Review: Shine Coconut Moon

by Neesha Meminger. Simon & Schuster 2009. Review copy.

First sentence: "There is a man wearing a turban ringing our doorbell. I walk slowly up the driveway and stop a safe, short distance from him as he rings again."

That opening hooked me right in. The story is set post 9/11 in New Jersey. A major theme of the book is the backlash in American culture against anyone who looks in any way like an Arab or Middle Eastern person who might be a terrorist. The main character is third generation Indian American, raised with little connection to her family's Indian culture.

Samar is a high school girl living with her single mom. Her parents divorced when she was small and she doesn't see her dad anymore. Her mom is estranged from her grandparents who are first generation Indian emigrants. Her mom rebelled against her parents as a teen because they were too strict with the traditional Indian ways. The man ringing the doorbell in the opening chapter is Samar's uncle, come to find them and re-establish connections in an attempt to build up family bonding in a time of intense of racism.

The title Shine, Coconut Moon refers to the slang term "coconut" which means an Asian person who is "white" on the inside and brown on the outside. Samar gets called a coconut and often feels like one because she has missed so much of her Indian heritage by being cut off from her grandparents and her father.

There have been incidents of racial epithets hurled from passing cars, garbage thrown at turbaned men, and sneers and questions from friends and classmates about strangers who look like one of "them". Samar is frightened and confused but she deeply longs for more family connection. She is searching for her full identity and trying to figure out how to respond to the racism she has experienced. She learns about the history of Japanese interment camps and sees similarities with the current political climate. She learns about her uncle's Sikh religion, which is completely different from being Muslim. She discovers who her real friends are and sees the ugly side to her boyfriend. She finally gets her dream of meeting her grandparents and finds it is not as simple or easy as she thought it would be.
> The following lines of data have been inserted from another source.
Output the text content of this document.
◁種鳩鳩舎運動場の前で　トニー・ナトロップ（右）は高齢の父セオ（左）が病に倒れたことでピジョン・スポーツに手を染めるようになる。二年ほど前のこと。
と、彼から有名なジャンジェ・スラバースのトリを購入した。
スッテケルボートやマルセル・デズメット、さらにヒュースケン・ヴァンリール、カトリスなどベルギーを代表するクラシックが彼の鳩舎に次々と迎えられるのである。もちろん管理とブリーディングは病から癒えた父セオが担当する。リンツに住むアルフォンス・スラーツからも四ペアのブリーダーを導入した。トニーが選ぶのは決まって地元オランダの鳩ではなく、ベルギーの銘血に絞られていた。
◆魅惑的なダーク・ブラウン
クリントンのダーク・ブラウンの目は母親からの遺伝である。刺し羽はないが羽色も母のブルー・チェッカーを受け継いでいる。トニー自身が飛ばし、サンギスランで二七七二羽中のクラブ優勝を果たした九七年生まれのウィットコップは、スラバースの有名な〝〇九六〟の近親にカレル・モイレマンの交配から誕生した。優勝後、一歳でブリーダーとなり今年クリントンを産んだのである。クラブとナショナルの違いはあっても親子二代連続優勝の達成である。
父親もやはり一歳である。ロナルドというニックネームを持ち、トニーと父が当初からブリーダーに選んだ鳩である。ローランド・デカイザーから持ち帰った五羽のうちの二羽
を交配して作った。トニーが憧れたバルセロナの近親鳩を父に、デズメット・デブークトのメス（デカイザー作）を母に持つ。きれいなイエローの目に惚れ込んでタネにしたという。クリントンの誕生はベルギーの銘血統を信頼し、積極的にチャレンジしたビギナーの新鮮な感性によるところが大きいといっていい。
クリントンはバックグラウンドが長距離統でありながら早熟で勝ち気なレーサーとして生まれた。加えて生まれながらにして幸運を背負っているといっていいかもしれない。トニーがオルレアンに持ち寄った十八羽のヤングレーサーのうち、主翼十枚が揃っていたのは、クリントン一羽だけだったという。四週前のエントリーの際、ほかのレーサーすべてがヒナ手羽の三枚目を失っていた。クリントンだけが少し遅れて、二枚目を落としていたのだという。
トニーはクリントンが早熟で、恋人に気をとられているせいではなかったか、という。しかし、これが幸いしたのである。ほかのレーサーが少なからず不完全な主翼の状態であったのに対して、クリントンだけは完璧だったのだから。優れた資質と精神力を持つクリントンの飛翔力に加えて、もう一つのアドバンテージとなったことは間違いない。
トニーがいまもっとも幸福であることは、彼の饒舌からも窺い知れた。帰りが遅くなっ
I enjoyed reading the experiences and perspective given in this novel. I think it will stimulate thoughtful responses from a variety of readers. I'd love to hear a diverse group of teens discuss this book and see how they relate to Samar. One weakness of the book is that it tends to get a bit preachy at times, when Samar goes on about the lessons she's learned. I think readers can draw their own conclusions and don't need it spelled out quite so directly, but maybe that's just me. I'd love to hear from anyone else who's read the book. What did you think?

Interview with the author and review here.
Golden Girls' YA/Teen review blog.
Another review on teen Krista's blog Tower of Books here.
Another interview at Kimberly Derting's blog.
One more interesting interview addressing Neesha's own experiences and how she draws on them to write the book at the 10'res blog.

5 comments:

Carol said...

I just read THE WRITING ON MY FOREHEAD by Nafisa Haji. It's an adult novel about a woman of Indian/Pakistani descent growing up in Los Angeles, a really nice spring break read. Sounds like I have to read this next!

Doret said...

This sounds really good. Thanks for breaking down the coconut, slang

tanita davis said...

This sounds AMAZING.

a. fortis said...

Wow, I'll have to look for this one and The Writing on My Forehead--both sound intriguing! Thanks.

Lone Star Ma said...

That does sound good - here people use that word as an epithet for Hispanic people who are accused of being "white on the inside - sigh.